Example - Reading COGs in Parallel

Cloud Optimized Geotiffs (COGs) can be internally chunked, which makes it possible to read them in parallel from multiple threads. However, the libraries rioxarray builds on, rasterio and GDAL, require some care to be used safely from multiple threads within a single process. By default, rioxarray.open_rasterio will acquire a per-process lock when reading a chunk of a COG.

If you’re using rioxarray with Dask through the chunks keyword, you can also specify the lock=False keyword to ensure that reading and operating on your data happen in parallel.

Note: Also see Reading and Writing with Dask

Scheduler Choice

Dask has several schedulers which run computations in parallel. Which scheduler is best depends on a variety of factors, including whether your computation holds Python’s Global Interpreter Lock, whether how much data needs to be moved around, and whether you need more than one machine’s computational power. This section about read-locks only applies if you have more than one thread in a process. This will happen with Dask’s local threaded scheduler and its distributed scheduler when configured to use more than one thread per worker.

By default, xarray objects will use the local threaded scheduler.

Reading without Locks

To read a COG without any locks, you’d specify lock=False. This tells rioxarray to open a new rasterio.DatasetReader in each thread, rather than trying to share one amongst multiple threads.

import rioxarray

url = (
ds = rioxarray.open_rasterio(url, lock=False, chunks=(4, "auto", -1))
%time _ = ds.mean().compute()
CPU times: user 2.4 s, sys: 361 ms, total: 2.76 s
Wall time: 3.32 s

Note: these timings are from a VM in the same Azure data center that’s hosting the COG. Running this locally will give different times.


For maximum read performance, the chunking pattern you request should align with the internal chunking of the COG. Typically this means reading the data in a “row major” format: your chunks should be as wide as possible along the columns. We did that above with the chunks of (4, "auto", -1). The -1 says “include all the columns”, and the "auto" will make the chunking along the rows as large as possible while staying in a reasonable limit (specified in dask.config.get("array.chunk-size")).

If we flipped that, and instead read as much of the rows as possible, we’ll see slower performance.

ds = rioxarray.open_rasterio(url, lock=False, chunks=(1, -1, "auto"))
%time _ = ds.mean().compute()
CPU times: user 8.58 s, sys: 1.08 s, total: 9.66 s
Wall time: 11.2 s

That said, reading is typically just the first step in a larger computation. You’d want to consider what chunking is best for your whole computation. See https://docs.dask.org/en/latest/array-chunks.html for more on choosing chunks.

Caching Considerations

Specifying lock=False will disable some internal caching done by xarray or rasterio. For example, the first and second reads here are roughly the same, since nothing is cached.

ds = rioxarray.open_rasterio(url, lock=False, chunks=(4, "auto", -1))
%time _ = ds.mean().compute()
CPU times: user 2.49 s, sys: 392 ms, total: 2.88 s
Wall time: 3.25 s
%time _ = ds.mean().compute()
CPU times: user 2.48 s, sys: 292 ms, total: 2.78 s
Wall time: 2.97 s

By default and when a lock is passed in, the initial read is slower (since some threads are waiting around for a lock).
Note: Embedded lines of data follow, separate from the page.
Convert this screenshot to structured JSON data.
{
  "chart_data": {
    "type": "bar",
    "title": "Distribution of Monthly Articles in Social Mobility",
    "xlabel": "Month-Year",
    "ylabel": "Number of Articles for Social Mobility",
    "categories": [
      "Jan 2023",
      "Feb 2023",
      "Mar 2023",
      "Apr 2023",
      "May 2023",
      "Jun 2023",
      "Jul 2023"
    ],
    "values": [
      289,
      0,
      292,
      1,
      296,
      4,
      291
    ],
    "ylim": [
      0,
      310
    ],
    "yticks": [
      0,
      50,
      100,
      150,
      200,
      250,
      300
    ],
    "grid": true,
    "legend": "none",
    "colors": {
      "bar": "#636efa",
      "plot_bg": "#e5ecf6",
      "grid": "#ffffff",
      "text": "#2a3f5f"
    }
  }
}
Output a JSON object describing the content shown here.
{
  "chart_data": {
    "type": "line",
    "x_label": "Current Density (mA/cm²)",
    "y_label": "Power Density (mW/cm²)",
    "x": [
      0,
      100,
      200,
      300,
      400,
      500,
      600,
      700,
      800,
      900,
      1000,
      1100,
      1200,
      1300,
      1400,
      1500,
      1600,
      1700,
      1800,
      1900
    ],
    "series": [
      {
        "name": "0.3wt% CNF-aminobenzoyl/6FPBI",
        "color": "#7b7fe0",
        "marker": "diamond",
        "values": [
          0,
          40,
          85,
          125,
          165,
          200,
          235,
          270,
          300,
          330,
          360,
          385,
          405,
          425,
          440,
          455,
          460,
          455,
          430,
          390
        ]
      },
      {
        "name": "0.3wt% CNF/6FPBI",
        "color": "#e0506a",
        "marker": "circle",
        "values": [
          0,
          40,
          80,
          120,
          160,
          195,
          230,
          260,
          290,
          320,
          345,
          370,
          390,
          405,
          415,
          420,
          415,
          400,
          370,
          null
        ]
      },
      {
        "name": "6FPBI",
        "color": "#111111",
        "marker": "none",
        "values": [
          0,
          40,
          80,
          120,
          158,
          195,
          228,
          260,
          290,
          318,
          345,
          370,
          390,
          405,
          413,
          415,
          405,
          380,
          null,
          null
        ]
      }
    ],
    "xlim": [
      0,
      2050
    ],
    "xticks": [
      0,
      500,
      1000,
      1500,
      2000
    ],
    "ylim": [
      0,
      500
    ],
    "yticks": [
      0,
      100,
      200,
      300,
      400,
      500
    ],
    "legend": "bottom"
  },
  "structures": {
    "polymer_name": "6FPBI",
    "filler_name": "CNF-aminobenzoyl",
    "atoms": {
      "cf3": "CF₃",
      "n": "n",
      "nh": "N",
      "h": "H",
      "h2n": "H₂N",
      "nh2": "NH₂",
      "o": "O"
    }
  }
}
ds = rioxarray.open_rasterio(url, chunks=(4, "auto", -1))  # use the default locking
%time _ = ds.mean().compute()
CPU times: user 2.15 s, sys: 284 ms, total: 2.44 s
Wall time: 5.03 s

But thanks to caching, subsequent reads are much faster.

%time _ = ds.mean().compute()
CPU times: user 223 ms, sys: 64.9 ms, total: 288 ms
Wall time: 200 ms

If you’re repeatedly reading subsets of the data, using the default lock or lock=some_lock_object to benefit from the caching.